Sigitas Parulskis
The poet, prose writer and translator Sigitas Parulskis (b. 1965) obtained a degree in Lithuanian language and literature from Vilnius University. After graduation, he worked for Aitvaras children’s newspaper, and daily newspapers such as Lietuvos aidas, Lietuvos rytas and Šiaurės Atėnai cultural weekly. His plays have been staged in Lithuanian theatres, including Iš gyvenimo vėlių (From the Life of Ghosts, directed by V. V. Landsbergis), P.S. Byla O.K. (P.S. Case O.K., directed by Oskaras Koršunovas), Barboros Radvilaitės testamentas (The Letters of Barbora Radvilaitė, directed by A. Latėnas), Keltininkas (The Ferryman, directed by P. Budraitis), Julija (directed by Kirilas Glušajevas). The play From the Life of Ghosts won the St. Christopher Award for best theatre debut of a young artist in 1996. Parulskis was awarded the Lithuanian National Prize for Culture and Arts. His works have been translated into Latvian, Italian, English, German, Norwegian, Swedish, Polish, French, Greek and other languages.

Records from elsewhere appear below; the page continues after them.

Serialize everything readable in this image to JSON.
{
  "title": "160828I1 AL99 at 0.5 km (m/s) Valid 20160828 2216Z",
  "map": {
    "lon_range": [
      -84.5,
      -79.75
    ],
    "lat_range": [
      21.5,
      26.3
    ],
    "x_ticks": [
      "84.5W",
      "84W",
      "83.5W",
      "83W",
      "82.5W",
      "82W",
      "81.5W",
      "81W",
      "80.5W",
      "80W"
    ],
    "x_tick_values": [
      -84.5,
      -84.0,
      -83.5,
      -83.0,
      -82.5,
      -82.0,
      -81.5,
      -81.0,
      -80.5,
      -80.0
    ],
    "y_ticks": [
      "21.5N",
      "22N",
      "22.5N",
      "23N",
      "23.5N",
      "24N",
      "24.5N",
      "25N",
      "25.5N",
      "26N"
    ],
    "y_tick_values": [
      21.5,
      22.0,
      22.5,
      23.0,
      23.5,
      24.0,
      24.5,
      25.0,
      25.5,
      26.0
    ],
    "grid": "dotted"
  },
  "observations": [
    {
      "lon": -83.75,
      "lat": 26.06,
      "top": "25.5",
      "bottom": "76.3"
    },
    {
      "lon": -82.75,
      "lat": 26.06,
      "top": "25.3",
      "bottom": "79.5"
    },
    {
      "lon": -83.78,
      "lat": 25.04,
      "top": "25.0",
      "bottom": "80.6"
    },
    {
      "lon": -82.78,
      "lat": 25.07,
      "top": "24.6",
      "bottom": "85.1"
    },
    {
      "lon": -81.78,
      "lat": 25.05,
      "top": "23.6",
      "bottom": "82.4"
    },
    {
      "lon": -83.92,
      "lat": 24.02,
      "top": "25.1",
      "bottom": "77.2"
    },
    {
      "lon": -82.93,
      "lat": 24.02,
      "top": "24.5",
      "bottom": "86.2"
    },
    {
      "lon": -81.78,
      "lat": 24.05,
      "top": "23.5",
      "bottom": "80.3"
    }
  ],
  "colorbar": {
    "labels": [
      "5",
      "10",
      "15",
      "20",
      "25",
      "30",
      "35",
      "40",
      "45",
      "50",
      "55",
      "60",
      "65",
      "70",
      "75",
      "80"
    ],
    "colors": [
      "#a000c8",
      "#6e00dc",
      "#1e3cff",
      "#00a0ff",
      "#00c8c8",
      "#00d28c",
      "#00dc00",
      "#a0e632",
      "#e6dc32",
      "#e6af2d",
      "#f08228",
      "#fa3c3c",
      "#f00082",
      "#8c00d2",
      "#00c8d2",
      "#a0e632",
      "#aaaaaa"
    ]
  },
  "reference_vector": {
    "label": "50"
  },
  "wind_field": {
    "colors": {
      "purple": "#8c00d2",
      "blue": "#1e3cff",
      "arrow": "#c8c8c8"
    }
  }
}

When he started writing for theatre, Sigitas Parulskis’s primary aim was to write in the language of his generation: “my generation’s fear of speaking about serious things opened the way for irony, parody and sarcasm”. Parulskis’s plays often feature a “turn” of classic stories (for example, in P.S. Case O.K., the biblical Abraham and Isaac episode ends up with the father being sacrificed), episodes of a performance within a performance, and the dominance of contemporary poetic language, especially the aesthetic of ugliness which is typical of Parulskis’s poetry.
In the play Julija (2020), the life story of the classic Lithuanian writer, Žemaitė (Julija Beniuševičiūtė-Žymantienė, 1854-1921), is revealed through the nuances of the life and creative work of an actress, Dora. Julija helps Dora, who is a contemporary artist, to contemplate the topics of love, career, personal relationships, freedom and emancipation. Sigitas Parulskis erases the boundaries between the performance and the actress’s personal life, as well as fiction and reality. He uses a lot of authentic texts (Žemaitė’s autobiography and letters), accentuating the classic writer’s progressive views (participating in women’s conventions, building an image by persistently wearing a rustic headscarf, expressing feelings in her love letters to a much younger man, and so on. Just as in Parulskis’s other dramatic works, Julija is concerned with the problem of a modern man’s relationship with cultural classics.